Well, it’s been difficult not taking sides on the WikiLeaks’ scandal and, more precisely, Julian Assange’s dubious ethical standards. In the article I wrote for Tikkun Daily last month, I focused on the two aspects of this issue that progressive minds and Internet enthusiasts should remain aware of once the scandal dies down: it seems to me that the intra-governmental reaction to the information leak is indicative of what certain democratic government think the Internet should not do, and that, contrary to the average surfer’s perception, big private companies are the ones who own the online places where we hang out, receive our information, and store a lot of valuable information on. Users are dependent on privately-owned companies to manage their personal information as well as how they receive information with which they process reality. The major problem to this is that those services aren’t equally dependent on us; they actually depend on the economic and governamental status quo. Every time the Internet shows its truly “horizontal” potential, the more obvious the power struggle.

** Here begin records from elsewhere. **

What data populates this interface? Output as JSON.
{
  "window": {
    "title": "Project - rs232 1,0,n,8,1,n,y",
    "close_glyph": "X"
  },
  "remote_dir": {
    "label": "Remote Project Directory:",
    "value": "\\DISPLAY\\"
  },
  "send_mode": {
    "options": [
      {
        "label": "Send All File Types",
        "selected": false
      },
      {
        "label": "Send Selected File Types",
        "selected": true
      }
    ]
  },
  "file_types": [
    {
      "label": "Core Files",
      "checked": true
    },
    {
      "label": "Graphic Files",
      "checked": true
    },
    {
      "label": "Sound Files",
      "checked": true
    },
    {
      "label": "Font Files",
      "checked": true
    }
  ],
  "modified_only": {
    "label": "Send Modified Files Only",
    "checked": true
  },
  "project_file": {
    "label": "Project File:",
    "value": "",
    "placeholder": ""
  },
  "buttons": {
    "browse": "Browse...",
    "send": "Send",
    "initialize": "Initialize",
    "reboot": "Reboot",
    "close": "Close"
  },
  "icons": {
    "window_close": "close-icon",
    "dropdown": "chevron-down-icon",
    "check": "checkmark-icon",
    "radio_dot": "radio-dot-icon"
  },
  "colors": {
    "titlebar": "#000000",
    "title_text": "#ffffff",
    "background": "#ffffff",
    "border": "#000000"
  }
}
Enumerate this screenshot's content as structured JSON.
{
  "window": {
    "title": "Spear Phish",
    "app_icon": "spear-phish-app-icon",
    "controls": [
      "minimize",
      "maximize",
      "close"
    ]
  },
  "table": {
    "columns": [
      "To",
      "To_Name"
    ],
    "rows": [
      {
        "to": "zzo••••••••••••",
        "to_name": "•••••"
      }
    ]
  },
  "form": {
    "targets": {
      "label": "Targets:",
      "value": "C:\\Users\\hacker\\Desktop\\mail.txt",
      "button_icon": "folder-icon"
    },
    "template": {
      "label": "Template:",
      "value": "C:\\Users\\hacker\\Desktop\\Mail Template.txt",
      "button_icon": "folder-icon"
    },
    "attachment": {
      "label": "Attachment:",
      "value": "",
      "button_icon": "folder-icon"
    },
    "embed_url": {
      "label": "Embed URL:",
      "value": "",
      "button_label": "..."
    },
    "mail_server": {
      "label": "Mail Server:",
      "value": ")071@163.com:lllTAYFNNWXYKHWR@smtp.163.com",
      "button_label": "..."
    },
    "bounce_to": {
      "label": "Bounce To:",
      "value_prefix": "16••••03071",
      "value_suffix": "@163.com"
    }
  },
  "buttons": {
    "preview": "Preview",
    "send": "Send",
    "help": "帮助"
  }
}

Online social protest has huge potential to help real-world social activism, but between its logical shortcomings (mostly based on the fact that its mechanics are just being shaped) and structural powers attempting to control the medium, we have to observe and analyse how big shakes like the WikiLeaks infowar shape online democracy.

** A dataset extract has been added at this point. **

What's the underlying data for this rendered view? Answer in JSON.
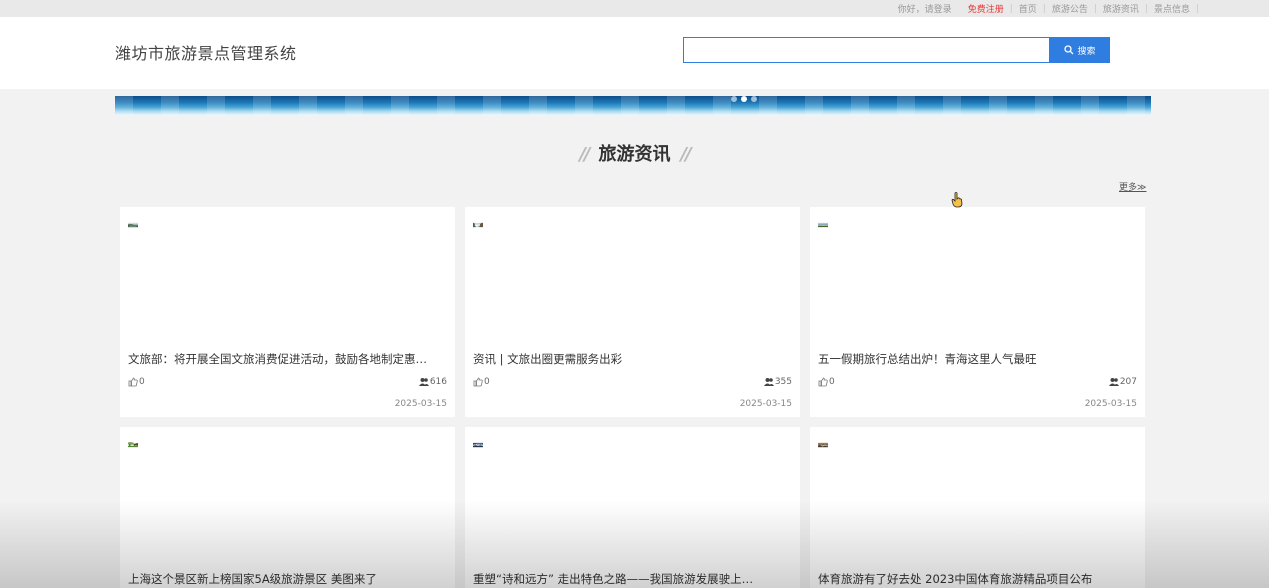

About two months after Malcolm Gladwell’s notorious (and notoriously dismissive) proclamation, “The revolution will not be tweeted,” we find ourselves in the middle of the Wikigate scandal. There is a metaphysical lesson in there, I’m sure.
Now that WikiLeaks — legitimately or otherwise — has leaked a massive amount of confidential information, and now that different agencies of control — legitimately or otherwise — are trying to punish its founder and indirectly intimidate those who might attempt something similar in the future, a different kind of battle is being shaped: the battle over who gets to control the digital space. From our point of view, this means: who gets to voice their opinion online and how will online protest techniques be shaped? How can we make them have the largest impact possible? In the near future, protesting online will become as important as following causes or donating money, and social media will play a big role in shaping how those protests are expressed, as well as their effectiveness. This is something that progressives need to keep an eye on.
As Peter Marmorek pointed out in “The WikiLeaks Infowar,” as soon as the information leak first began, first-world governments — but most actively, the government of the United States — quickly went through great pains to pressure big companies to formally stop letting people support, get access to, or donate money to WikiLeaks. Mastercard and Visa don’t allow clients donations to be made, PayPal blocked those accounts that had previously given money to WikiLeaks, and online retailer Amazon hosted WikiLeaks for less than a week: as soon as the nonprofit media site posted its exposé, the financial sites cut it off.